I Coríntios 1.21: “Visto como na sabedoria de Deus o mundo pela sua sabedoria não conheceu a Deus, aprouve a Deus salvar pela loucura da pregação os que crêem.”. Este texto é comumente usado para defender que Deus rejeita a racionalidade na pregação (mensagem racional). Engraçado é que as pessoas comumente usam argumentos (recurso racional) para convencer as pessoas do Evangelho. Na verdade o que Paulo contrasta com a sabedoria humana é a revelação divina. É como se fosse um contraste entre a filosofia de Platão e o evangelho de Paulo e não um contraste entre a racionalidade dos homens e a mensagem do evangelho.
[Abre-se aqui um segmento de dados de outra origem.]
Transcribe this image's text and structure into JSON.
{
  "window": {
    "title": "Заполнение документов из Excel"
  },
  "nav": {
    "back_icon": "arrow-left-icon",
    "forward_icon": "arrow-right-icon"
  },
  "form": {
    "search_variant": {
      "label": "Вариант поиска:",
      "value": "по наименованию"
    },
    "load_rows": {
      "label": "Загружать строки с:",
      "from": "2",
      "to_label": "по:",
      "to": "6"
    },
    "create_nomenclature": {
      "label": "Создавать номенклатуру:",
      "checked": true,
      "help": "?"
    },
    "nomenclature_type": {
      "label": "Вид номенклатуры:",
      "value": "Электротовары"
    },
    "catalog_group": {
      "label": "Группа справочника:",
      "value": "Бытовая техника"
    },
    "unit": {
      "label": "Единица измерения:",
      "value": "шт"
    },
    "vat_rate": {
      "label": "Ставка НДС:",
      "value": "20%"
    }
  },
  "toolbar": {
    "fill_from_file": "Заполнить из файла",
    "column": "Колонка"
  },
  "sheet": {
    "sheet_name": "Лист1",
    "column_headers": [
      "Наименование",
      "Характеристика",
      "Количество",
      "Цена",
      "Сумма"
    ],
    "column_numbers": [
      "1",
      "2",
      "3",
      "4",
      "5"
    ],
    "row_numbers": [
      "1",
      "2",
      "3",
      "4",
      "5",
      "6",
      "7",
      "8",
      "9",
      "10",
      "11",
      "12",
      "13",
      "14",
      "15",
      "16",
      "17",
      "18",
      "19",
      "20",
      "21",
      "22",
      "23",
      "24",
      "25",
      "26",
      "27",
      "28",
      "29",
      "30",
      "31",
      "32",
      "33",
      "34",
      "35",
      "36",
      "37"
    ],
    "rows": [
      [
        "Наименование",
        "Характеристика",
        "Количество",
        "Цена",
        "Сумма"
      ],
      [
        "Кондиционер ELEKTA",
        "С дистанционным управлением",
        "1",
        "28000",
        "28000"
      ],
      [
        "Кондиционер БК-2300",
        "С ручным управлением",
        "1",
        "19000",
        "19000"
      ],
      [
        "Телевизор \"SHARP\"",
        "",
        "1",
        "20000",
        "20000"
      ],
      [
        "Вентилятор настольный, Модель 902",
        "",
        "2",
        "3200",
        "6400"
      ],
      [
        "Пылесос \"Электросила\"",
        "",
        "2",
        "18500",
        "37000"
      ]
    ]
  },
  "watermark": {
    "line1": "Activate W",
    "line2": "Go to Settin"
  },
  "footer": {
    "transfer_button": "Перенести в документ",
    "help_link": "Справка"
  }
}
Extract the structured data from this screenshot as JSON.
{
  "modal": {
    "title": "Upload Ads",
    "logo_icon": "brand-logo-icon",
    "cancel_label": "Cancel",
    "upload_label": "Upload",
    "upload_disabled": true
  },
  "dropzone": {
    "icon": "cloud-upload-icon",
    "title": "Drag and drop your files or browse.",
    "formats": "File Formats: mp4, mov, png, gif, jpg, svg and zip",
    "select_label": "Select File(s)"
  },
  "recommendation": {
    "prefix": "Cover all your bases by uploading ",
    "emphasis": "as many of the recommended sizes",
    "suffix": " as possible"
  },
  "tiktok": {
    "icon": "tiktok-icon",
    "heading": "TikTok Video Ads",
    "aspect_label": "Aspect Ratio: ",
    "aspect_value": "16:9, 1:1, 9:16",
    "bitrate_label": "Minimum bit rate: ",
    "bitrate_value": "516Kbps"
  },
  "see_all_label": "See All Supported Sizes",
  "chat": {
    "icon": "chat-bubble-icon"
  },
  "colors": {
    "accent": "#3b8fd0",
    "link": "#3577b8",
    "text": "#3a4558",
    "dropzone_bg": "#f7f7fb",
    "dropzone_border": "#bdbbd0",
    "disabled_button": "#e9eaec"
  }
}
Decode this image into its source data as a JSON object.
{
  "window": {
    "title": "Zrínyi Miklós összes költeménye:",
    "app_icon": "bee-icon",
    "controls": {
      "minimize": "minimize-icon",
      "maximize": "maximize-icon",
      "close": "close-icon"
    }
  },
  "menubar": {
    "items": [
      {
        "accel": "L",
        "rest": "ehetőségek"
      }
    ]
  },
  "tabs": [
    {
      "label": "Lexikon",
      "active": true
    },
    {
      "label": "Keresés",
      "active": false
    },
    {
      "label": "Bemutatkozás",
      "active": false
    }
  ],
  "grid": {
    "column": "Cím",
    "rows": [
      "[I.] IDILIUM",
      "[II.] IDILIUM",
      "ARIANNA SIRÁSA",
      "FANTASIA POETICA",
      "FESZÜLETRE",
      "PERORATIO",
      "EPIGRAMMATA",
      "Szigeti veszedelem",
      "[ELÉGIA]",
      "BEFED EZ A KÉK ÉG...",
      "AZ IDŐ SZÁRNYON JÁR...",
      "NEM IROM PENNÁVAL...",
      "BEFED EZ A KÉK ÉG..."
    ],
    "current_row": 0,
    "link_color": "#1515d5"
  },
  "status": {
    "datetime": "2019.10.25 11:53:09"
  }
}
I Coríntios 9.20-22: “Fiz-me como judeu para os judeus, para ganhar os judeus; para os que estão debaixo da lei, como se estivesse eu debaixo da lei (embora debaixo da lei não esteja), para ganhar os que estão debaixo da lei; para os que estão sem lei, como se estivesse sem lei (não estando sem lei para com Deus, mas debaixo da lei de Cristo), para ganhar os que estão sem lei. Fiz-me como fraco para os fracos, para ganhar os fracos. Fiz-me tudo para todos, para por todos os meios chegar a salvar alguns.”. Paulo negou a sua fé por aprender e usar coisas “alheias” – num sentido espacial e não lógico – a fé em sua pregação, ensino e evangelização? Paulo teve que conhecer bem a filosofia grega para se “fazer” grego, a teologia judaica para se fazer judeu e a “ignorância” para ser simples ao falar com os fracos.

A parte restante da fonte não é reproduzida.